Monsieur*, and it'd sound more grammatically correct if it were 'monsieur elitist' (mr. elitist).Edmond Dantes wrote:I did check the size, elitist monsiuer.
It sounds like the distribution you were using has some bad terminology in the installer. The 'completely replace Windows' just seems to be a 'wipe all partitions and cram the OS onto it', whereas most Linux installers I've used allow you to manually make/remove partitions before the installation and use those terms quite clearly.For some reason, it kept fucking up when I picked the latter two--it wouldn't take the entire USB drive (apparently they were partitioned before). But when I picked "completely replace Windows,"
Why hadn't I used this option in the first place? Because due to its label, I assumed it would nuke Windows even though I was installing it on a USB drive... which fortunately, it won't in that case.
Hindsight is 20/20 I suppose, but if you were unsure of which drive was the USB one, you should have run the installer without the USB drive in, then exited, rebooted and run the installer with the USB drive plugged in so you would know for sure whatever new drives appeared that those were the ones belonging to the USB. It also sounds like you weren't aware it was partitioned, but that would have helped identify those partitions as belonging to the USB. If you're really unsure still and worried you might wipe your drive when trying to partition it, back that sucker up (you obviously need an extra drive to do this). There's tools out there that'll let you save your drive as a kind of image file and then restore it (Norton Ghost).

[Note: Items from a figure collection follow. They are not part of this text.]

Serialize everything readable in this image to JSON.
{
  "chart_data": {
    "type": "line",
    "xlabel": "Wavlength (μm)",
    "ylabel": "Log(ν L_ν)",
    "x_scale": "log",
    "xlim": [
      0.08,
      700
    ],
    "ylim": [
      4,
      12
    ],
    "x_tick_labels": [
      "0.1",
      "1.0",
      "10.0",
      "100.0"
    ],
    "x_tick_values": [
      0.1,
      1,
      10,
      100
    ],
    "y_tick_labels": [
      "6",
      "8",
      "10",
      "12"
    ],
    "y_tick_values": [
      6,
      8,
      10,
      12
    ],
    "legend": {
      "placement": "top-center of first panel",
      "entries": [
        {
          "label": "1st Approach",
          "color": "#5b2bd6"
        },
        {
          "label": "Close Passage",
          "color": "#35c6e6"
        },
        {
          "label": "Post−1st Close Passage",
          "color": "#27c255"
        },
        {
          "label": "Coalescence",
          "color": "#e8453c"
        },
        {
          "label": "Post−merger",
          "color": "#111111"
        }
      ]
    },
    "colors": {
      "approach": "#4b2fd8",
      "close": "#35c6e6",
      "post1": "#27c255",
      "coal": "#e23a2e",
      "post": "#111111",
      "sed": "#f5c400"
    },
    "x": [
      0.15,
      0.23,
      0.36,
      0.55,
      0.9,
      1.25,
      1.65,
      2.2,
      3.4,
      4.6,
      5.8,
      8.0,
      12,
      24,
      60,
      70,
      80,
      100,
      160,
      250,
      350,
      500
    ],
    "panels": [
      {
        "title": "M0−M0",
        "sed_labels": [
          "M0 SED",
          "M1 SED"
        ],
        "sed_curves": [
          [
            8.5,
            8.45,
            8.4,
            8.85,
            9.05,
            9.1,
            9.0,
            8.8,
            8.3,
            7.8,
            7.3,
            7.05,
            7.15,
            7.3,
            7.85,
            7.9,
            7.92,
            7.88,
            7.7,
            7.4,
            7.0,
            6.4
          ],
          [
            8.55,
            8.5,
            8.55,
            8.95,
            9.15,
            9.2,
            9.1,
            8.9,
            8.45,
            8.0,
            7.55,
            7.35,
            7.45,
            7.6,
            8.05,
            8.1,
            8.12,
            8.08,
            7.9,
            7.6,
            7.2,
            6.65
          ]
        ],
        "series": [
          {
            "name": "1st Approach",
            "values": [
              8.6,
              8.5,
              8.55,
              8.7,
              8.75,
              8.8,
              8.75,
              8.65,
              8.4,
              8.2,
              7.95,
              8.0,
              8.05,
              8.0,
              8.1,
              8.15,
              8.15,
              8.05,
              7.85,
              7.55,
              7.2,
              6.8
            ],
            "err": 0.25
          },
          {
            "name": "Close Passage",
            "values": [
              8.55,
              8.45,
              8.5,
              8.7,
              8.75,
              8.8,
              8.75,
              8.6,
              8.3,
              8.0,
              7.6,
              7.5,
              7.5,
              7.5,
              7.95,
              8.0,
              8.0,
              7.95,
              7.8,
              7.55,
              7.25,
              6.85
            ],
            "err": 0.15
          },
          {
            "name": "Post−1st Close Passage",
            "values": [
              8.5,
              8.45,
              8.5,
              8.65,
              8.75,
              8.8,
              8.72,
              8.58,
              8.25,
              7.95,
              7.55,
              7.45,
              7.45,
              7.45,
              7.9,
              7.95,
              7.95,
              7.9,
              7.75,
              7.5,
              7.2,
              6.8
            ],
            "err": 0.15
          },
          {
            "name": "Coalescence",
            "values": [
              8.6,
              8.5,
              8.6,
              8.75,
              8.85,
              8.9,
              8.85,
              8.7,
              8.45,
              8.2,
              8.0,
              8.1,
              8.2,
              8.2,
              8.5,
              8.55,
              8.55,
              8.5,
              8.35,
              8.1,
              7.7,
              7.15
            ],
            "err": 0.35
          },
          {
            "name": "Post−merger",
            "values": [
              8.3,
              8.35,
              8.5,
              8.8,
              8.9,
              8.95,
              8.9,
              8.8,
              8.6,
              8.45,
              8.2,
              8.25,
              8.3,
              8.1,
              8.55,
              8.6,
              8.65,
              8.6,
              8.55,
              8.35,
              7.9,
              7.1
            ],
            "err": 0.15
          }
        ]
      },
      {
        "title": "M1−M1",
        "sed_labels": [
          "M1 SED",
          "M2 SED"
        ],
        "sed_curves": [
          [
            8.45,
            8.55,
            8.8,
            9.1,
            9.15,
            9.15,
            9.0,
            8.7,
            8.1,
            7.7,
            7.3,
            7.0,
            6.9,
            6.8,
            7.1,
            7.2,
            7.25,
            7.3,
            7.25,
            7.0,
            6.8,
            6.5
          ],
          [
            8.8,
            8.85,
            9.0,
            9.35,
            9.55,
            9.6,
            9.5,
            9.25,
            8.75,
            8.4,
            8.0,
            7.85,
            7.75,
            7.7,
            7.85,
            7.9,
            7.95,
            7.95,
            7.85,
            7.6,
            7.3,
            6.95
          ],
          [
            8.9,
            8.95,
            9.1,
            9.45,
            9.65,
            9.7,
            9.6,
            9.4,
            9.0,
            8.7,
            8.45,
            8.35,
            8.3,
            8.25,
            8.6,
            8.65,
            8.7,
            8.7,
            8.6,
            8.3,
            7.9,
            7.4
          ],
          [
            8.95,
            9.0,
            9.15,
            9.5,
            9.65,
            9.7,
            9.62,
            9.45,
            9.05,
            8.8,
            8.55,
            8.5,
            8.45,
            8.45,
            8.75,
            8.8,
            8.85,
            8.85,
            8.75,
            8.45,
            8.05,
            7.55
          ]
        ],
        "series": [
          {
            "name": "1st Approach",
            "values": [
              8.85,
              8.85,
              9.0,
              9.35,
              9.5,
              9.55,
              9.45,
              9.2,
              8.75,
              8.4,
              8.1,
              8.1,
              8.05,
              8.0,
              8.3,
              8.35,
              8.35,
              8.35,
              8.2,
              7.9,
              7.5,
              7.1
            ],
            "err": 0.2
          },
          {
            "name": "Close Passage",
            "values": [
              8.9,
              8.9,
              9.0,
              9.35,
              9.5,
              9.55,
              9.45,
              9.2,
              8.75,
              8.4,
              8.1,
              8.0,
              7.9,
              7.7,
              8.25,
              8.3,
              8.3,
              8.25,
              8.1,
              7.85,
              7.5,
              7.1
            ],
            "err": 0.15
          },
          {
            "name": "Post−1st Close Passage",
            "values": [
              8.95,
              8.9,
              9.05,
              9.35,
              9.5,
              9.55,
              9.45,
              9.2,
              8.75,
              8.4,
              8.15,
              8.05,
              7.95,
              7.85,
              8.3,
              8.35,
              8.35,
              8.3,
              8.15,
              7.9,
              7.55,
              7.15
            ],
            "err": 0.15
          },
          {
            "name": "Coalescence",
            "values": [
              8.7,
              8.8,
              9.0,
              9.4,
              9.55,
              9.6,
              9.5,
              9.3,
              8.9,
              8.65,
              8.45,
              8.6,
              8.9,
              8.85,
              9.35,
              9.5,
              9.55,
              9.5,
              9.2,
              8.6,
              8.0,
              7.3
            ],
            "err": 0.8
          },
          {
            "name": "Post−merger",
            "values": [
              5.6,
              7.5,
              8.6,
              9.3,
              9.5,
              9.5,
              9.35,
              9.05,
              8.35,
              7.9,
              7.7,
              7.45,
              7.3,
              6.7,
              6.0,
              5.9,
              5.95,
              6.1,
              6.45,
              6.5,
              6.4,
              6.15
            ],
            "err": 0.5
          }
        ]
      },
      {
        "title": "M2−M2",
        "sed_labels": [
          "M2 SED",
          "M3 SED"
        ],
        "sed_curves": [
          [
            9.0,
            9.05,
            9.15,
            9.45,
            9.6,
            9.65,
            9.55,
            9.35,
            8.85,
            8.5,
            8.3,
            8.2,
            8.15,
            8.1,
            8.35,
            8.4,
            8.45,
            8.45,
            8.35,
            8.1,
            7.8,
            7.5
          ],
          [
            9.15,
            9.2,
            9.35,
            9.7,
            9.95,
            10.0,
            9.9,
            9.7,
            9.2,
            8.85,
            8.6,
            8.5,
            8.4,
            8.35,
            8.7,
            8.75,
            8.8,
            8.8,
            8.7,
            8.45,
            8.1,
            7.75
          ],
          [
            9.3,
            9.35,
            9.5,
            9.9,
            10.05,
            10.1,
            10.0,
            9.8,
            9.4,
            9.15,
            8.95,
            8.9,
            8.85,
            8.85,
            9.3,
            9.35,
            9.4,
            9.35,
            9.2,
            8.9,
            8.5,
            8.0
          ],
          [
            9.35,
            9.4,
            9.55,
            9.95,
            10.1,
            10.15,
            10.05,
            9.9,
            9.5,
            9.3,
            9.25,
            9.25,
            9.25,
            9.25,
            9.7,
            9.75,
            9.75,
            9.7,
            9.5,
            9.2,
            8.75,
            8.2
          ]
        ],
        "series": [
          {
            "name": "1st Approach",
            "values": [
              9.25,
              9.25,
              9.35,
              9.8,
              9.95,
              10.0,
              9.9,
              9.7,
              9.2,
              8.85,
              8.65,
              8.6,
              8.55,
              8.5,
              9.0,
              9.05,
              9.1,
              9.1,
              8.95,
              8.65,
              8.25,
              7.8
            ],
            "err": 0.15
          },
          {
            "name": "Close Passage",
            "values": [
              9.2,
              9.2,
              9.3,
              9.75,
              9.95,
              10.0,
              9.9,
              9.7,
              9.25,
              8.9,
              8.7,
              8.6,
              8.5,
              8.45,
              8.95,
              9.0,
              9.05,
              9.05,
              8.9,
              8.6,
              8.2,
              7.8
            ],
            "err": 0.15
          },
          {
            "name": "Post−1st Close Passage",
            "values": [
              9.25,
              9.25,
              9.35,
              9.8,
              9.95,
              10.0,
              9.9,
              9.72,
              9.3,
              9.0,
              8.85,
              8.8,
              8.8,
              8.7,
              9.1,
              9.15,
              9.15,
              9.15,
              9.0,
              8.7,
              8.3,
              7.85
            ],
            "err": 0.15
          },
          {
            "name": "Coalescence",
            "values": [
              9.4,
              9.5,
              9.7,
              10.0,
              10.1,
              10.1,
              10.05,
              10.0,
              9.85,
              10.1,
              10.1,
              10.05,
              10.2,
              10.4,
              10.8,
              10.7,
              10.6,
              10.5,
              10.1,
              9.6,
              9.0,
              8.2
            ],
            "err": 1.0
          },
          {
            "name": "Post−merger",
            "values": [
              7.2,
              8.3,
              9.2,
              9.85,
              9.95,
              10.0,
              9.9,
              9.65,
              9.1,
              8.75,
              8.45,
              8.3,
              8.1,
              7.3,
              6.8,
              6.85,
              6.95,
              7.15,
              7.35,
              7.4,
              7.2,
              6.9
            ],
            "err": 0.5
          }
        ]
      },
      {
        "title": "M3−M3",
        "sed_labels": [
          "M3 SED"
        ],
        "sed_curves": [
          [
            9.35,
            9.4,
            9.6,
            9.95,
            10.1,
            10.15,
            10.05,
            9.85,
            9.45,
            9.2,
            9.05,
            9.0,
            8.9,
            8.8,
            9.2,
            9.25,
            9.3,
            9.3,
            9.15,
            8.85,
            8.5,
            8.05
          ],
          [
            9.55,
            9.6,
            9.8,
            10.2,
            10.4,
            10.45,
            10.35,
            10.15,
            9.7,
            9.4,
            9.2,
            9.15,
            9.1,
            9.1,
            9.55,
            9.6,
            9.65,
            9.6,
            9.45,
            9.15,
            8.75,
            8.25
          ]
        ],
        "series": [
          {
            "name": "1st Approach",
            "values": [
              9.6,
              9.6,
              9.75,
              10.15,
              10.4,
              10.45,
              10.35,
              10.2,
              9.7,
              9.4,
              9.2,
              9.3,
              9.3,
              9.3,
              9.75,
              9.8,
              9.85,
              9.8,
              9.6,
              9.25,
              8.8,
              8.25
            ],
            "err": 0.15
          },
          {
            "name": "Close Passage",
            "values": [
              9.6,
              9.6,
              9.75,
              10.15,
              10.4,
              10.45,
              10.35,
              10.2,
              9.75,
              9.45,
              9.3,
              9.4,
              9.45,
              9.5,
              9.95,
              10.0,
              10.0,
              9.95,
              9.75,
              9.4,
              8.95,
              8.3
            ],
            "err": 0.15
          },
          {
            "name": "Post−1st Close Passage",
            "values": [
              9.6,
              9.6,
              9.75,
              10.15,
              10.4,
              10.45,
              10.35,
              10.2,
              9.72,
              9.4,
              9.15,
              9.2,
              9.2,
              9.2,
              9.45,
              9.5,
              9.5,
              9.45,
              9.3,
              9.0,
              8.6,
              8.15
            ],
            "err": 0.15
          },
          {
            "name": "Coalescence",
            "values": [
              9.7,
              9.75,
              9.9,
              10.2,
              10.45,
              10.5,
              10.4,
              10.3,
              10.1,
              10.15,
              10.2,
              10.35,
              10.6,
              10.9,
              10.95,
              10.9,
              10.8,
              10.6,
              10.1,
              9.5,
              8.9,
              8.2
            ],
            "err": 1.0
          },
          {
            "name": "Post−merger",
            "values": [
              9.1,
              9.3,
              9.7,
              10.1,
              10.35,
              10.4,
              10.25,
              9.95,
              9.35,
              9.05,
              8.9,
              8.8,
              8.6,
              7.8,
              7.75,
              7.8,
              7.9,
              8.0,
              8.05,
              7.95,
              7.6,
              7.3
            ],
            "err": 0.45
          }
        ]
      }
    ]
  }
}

If you're ever unsure of which drive is which when you're messing around with partitioning, you're basically playing Russian Roulette with your hard drive; stop and spend some time figuring out which drives are which before continuing, or make sure you have a backup if you do screw up.
I empathize with your loss, it can be quite annoying to mess around with an installer you're unfamiliar with only to fuck it up, and drive naming/assignments can definitely seem obtuse if you're used to a Windows environment, but very few Linux distros are made with the intent of being user friendly like Ubuntu, and in those cases they don't generally expect you to fiddle with partitioning much I think. Generally, the people who go messing around with multibooting and drive partitioning are expected to either know what they're doing or learn the hard way to be extra careful, so you're not going to get terribly much sympathy if something goes awry. Next time, if you're worried, take a picture and post it ("which drive is which?") or something. Waiting to install that OS and making sure you know what partition belongs to what drive is better than risking an unfortunate data loss I think.